Persall, John (DNB00)
|←Perryn, Richard||Dictionary of National Biography, 1885-1900, Volume 45
PERSALL, alias Harcourt, JOHN (1633–1702), jesuit, born in Staffordshire in 1633, of an ancient catholic family, made his humanity studies in the college of the English jesuits at St. Omer. He entered the Society of Jesus at Watten on 7 Sept. 1653, under the name of John Harcourt, and was professed of the four vows on 2 Feb. 1670–1. About 1668 he had been appointed professor of philosophy at Liège, and from 1672 to 1679 he was professor of theology there, appearing from that time under his real name of Persall. In 1683–5 he was a missioner in the Hampshire district. He was appointed one of the preachers in ordinary to James II, and resided in the jesuit college which was opened in the Savoy, London, on 24 May 1687. Upon the breaking out of the revolution in December 1688 he effected his escape to the continent. In 1694 he was declared rector of the college at Liège. He was appointed vice-provincial of England in 1696, and in that capacity attended the fourteenth general congregation of the society held at Rome in the same year. In 1701 he was a missioner in the London district, where probably he died on 9 Sept. 1702.

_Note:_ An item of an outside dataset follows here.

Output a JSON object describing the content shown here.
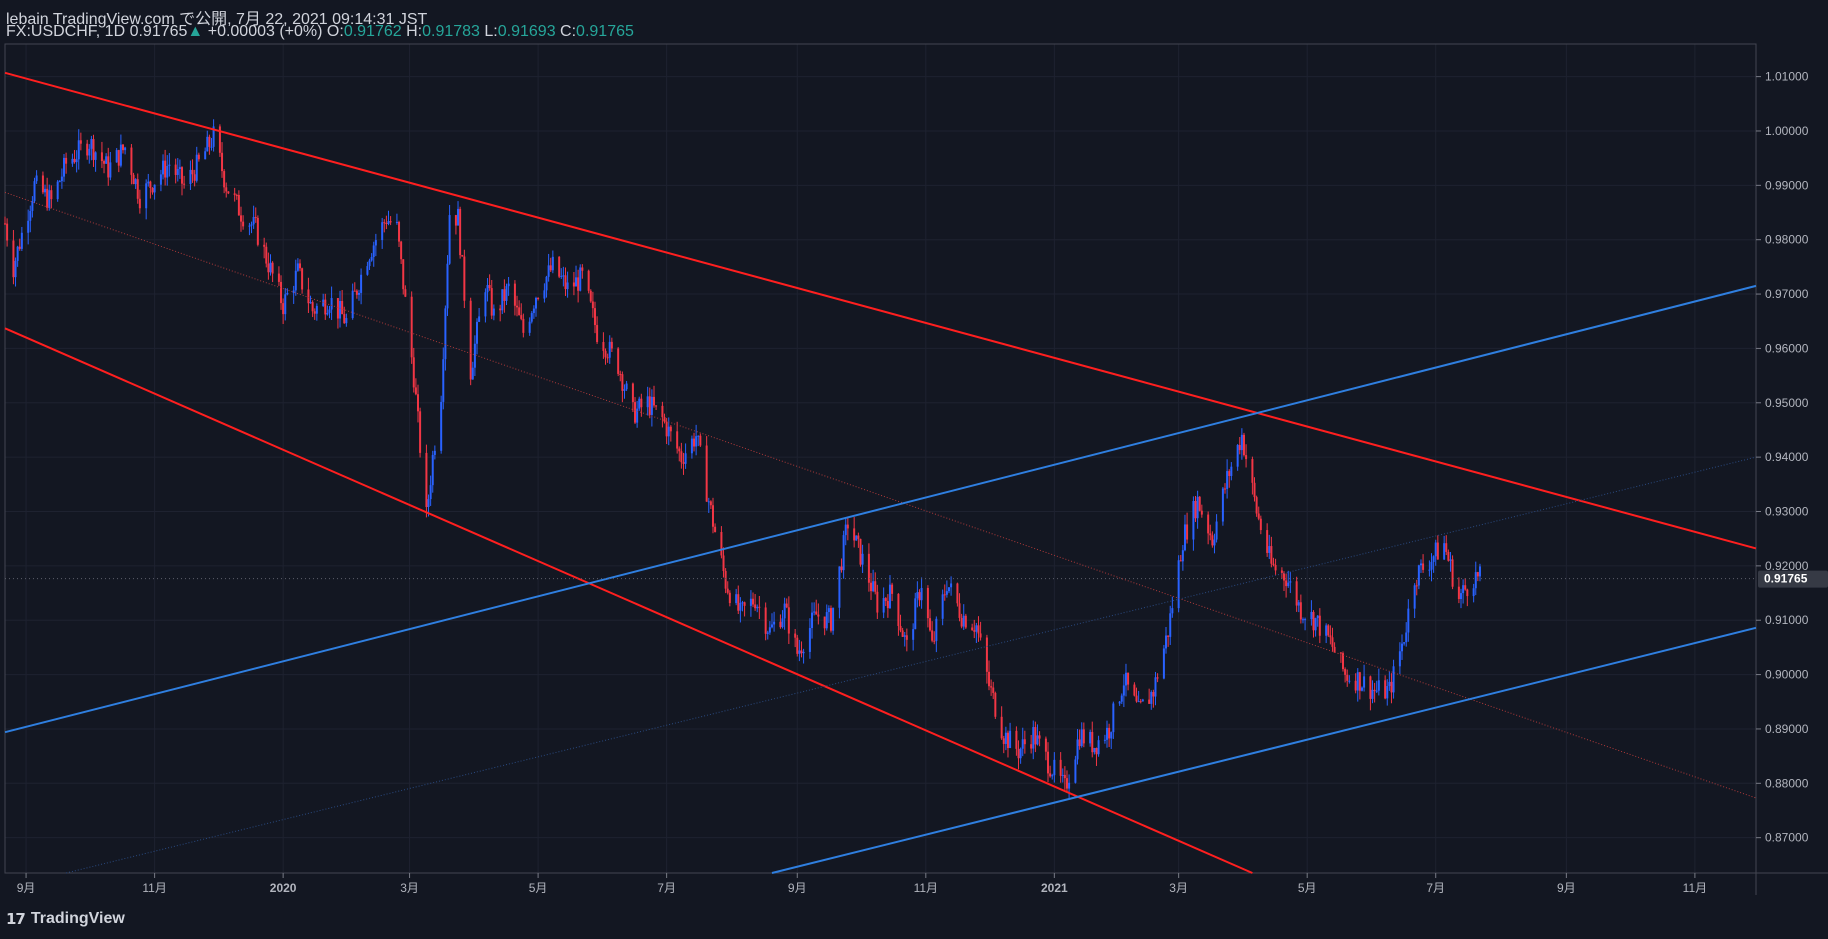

Two sermons by him, preached before James II and his queen, and printed separately in London in 1686, are reprinted in ‘A Select Collection of Catholick Sermons preached before King James II,’ &c., 2 vols., London, 1741, 8vo.[Dodd's Church Hist. iii. 494; Foley's Records, v. 300, vii. 588; Jones's Popery Tracts, p. 455; Oliver's Jesuit Collections, p. 157.]